To sing a song that old was sung,
From ashes ancient Gower is come,
Assuming man’s infirmities
To glad your ear and please your eyes.
It hath been sung at festivals,
On ember eves and holy days,
And lords and ladies in their lives
Have read it for restoratives.
The purchase is to make men glorious,
Et bonum quo antiquius, eo melius. (1.Chorus.1–10)
John Gower opens the play with these lines, which serve as his self-introduction. The primary function of this introduction is to establish Gower’s role as a chorus. This fourteenth-century poet has been revived “from ashes” to serve as our narrator, and he will now sing an ancient song “to glad [our] ears and please [our] eyes.” Yet perhaps even more important is the way Gower’s speech mimics medieval verse forms. Instead of the expected blank verse, Shakespeare gives us rhymed iambic tetrameter. This form carries a hint of old-fashioned feeling, which offers a suitably antiquated framing for the “ancient” romance to follow. In this way, Gower implicitly authorizes the audience to enjoy a tale that comes to us from antiquity—a point he makes slightly more explicit in the Latin proverb that closes the quote: “And the older a good thing is, the better.”
See how belief may suffer by foul show!
This borrowed passion stands for true old woe.
And Pericles, in sorrow all devoured,
With sighs shot through and biggest tears o’ershowered,
Leaves Tarsus and again embarks. . . .
He bears
A tempest which his mortal vessel tears,
And yet he rides it out. (4.4.23–32)
Gower speaks these lines immediately after a “dumb show” (or pantomime) depicting Pericles as he learns that Marina has died. This quote nicely demonstrates Gower’s role as a figure “who stand[s] in the gaps to teach . . . / The stages of our story” (4.4.8–9). Not only does he recount events that have happened. He also offers commentary that underscores points of thematic and psychological significance. In this case, he frames Pericles’s woes as an internal tempest that echoes the prior—and very real—tempests that have disrupted his life.

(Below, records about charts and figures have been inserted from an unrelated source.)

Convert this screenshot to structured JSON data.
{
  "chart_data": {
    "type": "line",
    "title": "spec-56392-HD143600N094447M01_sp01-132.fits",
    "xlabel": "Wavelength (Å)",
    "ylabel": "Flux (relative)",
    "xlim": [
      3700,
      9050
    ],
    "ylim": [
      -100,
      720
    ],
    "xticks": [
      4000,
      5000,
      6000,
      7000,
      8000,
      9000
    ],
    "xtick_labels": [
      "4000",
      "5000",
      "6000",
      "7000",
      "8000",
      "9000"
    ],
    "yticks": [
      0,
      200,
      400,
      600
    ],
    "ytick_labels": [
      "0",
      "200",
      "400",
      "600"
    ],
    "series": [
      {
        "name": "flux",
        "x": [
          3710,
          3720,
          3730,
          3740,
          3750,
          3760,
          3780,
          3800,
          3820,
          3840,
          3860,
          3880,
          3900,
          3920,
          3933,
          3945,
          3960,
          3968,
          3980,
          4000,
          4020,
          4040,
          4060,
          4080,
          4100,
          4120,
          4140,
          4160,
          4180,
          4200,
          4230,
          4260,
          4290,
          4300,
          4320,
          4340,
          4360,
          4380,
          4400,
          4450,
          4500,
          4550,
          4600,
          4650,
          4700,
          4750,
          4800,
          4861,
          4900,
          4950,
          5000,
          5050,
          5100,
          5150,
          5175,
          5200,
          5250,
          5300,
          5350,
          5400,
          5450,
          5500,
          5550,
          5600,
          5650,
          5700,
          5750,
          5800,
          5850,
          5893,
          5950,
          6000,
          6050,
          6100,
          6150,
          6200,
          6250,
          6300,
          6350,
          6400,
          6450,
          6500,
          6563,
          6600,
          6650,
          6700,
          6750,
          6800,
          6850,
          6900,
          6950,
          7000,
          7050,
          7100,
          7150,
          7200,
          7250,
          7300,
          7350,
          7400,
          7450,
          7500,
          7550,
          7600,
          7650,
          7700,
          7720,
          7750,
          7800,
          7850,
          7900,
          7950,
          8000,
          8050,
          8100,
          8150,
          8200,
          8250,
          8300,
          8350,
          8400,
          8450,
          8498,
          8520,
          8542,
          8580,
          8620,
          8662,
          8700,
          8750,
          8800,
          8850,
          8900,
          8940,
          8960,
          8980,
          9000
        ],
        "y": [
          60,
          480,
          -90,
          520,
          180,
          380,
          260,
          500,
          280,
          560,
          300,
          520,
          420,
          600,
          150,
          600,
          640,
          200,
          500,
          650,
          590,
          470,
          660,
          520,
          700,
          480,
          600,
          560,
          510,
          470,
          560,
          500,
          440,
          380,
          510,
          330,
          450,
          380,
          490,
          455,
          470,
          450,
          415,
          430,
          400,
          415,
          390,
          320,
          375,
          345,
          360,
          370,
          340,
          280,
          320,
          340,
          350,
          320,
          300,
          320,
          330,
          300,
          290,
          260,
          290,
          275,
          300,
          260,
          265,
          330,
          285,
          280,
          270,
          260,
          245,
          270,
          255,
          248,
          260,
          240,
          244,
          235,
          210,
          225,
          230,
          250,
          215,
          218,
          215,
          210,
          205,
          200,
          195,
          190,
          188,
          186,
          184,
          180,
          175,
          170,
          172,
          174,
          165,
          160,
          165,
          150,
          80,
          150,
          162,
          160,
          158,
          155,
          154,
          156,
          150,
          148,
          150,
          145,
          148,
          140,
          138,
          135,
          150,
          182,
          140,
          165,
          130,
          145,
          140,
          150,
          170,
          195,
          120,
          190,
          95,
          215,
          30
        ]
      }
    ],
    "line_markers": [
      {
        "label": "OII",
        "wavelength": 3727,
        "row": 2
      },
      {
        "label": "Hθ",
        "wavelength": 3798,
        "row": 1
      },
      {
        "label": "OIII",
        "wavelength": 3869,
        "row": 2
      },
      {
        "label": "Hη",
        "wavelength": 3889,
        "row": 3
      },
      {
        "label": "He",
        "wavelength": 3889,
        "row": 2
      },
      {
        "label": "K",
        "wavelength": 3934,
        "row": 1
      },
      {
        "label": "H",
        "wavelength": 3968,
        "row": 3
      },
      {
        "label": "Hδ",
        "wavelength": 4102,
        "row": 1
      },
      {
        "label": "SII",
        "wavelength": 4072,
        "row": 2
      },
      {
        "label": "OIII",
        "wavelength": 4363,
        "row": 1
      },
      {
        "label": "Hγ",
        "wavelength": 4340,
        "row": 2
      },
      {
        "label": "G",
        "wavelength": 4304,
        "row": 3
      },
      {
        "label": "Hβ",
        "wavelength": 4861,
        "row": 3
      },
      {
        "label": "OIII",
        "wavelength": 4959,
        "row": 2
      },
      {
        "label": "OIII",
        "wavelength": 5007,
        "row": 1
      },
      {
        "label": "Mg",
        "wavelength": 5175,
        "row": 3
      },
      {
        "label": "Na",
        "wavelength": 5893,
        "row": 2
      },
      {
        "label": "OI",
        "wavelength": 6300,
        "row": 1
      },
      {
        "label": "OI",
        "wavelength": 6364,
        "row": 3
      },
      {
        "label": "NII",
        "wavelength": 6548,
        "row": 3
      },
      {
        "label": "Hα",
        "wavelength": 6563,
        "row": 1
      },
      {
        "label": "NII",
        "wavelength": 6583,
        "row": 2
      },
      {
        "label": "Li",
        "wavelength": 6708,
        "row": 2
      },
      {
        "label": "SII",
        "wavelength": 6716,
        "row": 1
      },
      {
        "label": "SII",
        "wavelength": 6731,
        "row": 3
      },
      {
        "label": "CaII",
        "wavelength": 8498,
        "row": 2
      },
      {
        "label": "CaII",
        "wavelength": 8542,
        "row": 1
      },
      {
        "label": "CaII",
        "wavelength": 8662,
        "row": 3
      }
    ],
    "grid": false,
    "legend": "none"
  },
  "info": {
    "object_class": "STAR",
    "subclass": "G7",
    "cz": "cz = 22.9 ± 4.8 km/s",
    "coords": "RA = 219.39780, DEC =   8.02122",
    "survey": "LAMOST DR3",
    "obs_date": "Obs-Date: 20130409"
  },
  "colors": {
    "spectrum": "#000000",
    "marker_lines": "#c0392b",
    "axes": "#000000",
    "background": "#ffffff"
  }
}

In Antiochus and his daughter you have heard
Of monstrous lust the due and just reward.
In Pericles, his queen, and daughter seen,
Although assailed with fortune fierce and keen,
Virtue preserved from fell destruction’s blast,
Led on by heaven, and crowned with joy at last. (5.Epilogue.1–6)
These lines make up the first part of Gower’s epilogue, where he doesn’t summarize the events of the play, but rather goes through a roster of its key characters, reminding us of their various fates. Doing this at the close of the play underscores the contrasts between these figures. In the case of the passage quoted above, the key contrast is between families characterized by “bad” and “good” structures. Antiochus and his daughter clearly represent the “bad” family structure, since they engaged in incest after the mother of the family died. By contrast, Pericles and his wife and daughter clearly represent the “good” family structure. They have been “preserved from fell destruction’s blast” because they have each proven the fortitude of their virtue. Unlike the royal family of Antioch, which died in a lightning-induced fire, the royal family of Tyre is worthy of being “crowned with joy.”